> Perhaps if flicserver always ran in step with scheduling runs (ie
> right before) then this race condition wouldn't exist? I hope my
> description of the problem is a little clearer now? Thanks for your
> feedback!

Try the qlicserver '-l' option in your prolog.
I think there is an example in the package and/or an explanation in the
wiki.

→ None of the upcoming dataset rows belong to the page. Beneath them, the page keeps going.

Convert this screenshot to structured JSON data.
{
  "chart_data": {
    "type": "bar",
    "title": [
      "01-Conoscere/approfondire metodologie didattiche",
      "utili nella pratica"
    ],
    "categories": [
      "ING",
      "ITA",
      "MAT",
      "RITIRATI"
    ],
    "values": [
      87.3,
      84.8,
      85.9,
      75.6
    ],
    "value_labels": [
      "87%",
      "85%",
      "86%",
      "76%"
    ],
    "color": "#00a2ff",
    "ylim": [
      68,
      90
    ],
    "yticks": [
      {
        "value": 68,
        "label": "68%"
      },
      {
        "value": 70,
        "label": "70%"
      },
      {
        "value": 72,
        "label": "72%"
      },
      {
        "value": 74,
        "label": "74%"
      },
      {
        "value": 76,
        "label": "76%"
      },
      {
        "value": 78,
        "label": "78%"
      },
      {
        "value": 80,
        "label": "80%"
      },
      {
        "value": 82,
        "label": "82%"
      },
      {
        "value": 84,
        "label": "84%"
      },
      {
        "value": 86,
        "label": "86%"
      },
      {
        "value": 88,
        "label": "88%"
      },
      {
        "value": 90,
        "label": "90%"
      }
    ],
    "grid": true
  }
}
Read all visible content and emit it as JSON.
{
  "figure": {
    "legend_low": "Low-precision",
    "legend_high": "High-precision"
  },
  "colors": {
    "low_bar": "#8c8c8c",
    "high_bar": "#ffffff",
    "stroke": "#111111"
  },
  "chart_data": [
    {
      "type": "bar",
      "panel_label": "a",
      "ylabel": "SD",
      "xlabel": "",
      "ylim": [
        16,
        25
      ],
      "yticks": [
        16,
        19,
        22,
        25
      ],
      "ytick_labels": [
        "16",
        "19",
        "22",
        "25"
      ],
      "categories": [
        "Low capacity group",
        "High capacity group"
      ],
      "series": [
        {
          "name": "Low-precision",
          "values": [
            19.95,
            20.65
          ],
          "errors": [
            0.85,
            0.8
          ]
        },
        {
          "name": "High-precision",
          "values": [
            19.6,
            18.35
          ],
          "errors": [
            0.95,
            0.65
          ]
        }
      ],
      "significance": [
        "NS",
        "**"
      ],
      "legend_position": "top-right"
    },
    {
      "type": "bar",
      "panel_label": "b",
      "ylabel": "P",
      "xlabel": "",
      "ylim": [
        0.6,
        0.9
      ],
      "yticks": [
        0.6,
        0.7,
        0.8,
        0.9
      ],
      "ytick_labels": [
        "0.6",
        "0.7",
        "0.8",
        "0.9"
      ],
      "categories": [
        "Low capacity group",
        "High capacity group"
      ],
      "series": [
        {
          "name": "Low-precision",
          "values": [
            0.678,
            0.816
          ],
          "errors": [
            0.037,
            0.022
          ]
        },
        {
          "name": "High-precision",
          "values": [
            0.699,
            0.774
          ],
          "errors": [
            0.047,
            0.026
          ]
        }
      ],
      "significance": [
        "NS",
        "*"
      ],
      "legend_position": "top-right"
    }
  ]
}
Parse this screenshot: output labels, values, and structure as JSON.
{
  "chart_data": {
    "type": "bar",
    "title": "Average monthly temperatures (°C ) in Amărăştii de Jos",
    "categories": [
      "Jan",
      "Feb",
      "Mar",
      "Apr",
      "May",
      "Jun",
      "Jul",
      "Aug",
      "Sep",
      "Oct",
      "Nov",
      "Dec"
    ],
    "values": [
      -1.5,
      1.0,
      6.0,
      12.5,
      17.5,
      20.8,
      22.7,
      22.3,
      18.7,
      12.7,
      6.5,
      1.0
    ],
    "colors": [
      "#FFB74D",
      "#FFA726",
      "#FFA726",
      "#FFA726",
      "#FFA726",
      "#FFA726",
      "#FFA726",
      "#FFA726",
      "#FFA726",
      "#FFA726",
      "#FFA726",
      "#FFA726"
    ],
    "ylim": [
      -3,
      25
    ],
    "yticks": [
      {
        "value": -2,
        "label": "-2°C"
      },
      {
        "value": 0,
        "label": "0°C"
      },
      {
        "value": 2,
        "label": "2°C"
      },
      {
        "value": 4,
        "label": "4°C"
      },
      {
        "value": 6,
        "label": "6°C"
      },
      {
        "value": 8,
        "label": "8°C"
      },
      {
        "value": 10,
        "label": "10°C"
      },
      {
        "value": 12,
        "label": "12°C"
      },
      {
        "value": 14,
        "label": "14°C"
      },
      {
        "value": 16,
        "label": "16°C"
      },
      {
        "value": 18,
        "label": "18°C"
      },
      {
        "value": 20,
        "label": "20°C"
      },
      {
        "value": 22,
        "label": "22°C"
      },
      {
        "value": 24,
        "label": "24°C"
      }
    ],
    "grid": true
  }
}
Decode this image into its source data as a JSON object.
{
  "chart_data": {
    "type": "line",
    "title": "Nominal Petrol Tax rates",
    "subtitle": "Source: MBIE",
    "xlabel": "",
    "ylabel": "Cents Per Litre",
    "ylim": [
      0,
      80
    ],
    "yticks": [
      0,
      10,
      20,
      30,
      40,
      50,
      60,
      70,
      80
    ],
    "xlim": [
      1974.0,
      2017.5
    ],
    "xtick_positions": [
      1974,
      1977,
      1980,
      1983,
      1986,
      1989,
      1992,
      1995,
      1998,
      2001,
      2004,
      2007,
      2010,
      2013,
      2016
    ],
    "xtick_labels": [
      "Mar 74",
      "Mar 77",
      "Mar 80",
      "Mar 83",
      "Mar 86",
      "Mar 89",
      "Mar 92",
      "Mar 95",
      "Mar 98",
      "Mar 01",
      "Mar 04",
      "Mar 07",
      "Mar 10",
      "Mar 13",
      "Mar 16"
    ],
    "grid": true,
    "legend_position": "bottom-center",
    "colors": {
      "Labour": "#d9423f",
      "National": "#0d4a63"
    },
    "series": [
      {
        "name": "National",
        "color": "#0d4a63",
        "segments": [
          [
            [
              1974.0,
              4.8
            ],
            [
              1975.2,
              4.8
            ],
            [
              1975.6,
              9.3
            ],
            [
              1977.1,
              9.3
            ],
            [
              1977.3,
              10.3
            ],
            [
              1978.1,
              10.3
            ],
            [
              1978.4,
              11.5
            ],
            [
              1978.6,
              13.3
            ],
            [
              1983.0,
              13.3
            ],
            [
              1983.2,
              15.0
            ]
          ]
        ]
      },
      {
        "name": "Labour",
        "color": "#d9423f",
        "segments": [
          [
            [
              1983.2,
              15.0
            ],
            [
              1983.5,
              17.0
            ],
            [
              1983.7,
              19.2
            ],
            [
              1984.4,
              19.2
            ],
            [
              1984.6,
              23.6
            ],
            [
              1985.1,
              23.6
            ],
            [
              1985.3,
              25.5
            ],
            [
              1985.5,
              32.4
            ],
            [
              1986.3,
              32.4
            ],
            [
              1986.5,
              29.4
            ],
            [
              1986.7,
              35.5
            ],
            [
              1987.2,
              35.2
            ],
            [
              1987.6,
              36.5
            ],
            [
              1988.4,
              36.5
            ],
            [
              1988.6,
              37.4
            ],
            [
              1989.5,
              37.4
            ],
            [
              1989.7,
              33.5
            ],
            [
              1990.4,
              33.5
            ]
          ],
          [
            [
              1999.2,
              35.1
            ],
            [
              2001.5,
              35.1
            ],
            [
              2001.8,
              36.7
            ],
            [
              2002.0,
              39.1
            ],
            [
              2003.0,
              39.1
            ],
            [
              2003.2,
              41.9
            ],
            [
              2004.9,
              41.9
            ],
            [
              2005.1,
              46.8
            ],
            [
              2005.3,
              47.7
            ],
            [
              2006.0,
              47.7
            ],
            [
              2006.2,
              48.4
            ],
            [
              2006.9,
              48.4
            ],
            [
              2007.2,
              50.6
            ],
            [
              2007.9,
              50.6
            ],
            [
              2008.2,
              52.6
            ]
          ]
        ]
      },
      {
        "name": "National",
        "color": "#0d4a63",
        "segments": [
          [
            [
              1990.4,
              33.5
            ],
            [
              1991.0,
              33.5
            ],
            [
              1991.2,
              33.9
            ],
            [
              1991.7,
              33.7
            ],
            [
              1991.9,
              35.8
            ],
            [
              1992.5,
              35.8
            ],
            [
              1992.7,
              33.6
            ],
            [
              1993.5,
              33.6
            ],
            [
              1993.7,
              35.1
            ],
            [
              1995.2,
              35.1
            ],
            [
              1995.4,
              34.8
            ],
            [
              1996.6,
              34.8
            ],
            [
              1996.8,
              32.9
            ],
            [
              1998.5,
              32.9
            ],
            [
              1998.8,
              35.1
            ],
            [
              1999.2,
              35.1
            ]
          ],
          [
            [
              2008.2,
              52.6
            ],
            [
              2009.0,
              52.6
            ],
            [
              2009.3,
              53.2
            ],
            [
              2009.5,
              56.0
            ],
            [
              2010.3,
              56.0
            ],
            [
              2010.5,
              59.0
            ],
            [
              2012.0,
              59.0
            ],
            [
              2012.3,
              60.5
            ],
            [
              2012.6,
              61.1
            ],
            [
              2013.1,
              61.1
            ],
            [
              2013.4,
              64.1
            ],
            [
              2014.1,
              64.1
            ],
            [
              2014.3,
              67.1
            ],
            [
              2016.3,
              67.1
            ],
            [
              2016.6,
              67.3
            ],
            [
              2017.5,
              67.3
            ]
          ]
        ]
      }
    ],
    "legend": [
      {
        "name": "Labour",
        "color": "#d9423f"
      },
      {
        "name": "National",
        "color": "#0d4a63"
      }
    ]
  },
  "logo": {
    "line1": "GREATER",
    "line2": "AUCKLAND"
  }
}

If not, here is the quick prolog:

# prolog
# $Id: prolog,v 1.7 2006/05/22 08:48:33 cfdadmin Exp $
echo "start ($JOB_ID)" `date -Is 2>/dev/null`

# <environ>
# --------------------------------------------------------------
: ${SGE_ROOT:=/opt/sge}
: ${SGE_CELL:=default}
for i in $SGE_ROOT/$SGE_CELL/site/environ; do [ -f $i ] && . $i; done
# --------------------------------------------------------------
# </environ>

# we got this far, we can drop the -hold_jid
$SGE_BINARY_PATH/qalter -hold_jid 0 $JOB_ID > /dev/null 2>&1

# (hard) requested resources
rclist=`$SGE_BINARY_PATH/qstat -r -j $JOB_ID | \
   sed -ne 's/^.*hard *resource_list: *//p'`

# <resource_check>
# -------------------------------------------------------------
# verify that the expected resources actually exist
# this should prevent the race condition that occurs between SGE jobs
# before the load report (available licenses) gets updated

# NB: each exec_host must also be a submit host for this to work

if [ -n "$rclist" -a -x "$query" ]; then
   echo "query resources   $rclist,slots=$NSLOTS,JOB_ID=$JOB_ID"
   available=`$query -l $rclist,slots=$NSLOTS,JOB_ID=$JOB_ID`

   case "$exitcode" in
     0 ) ;;  # okay
     99 )
      echo "re-queue job      $available"
      echo "-------------------------"
      exit 99
      echo "error with license query $exitcode"
      exit $exitcode
# -----------------------------------------------------------------
# </resource_check>

exit 0  # always report success ?

Something similar might be possible in the epilog to keep the license count
straight, but I haven't had that problem before.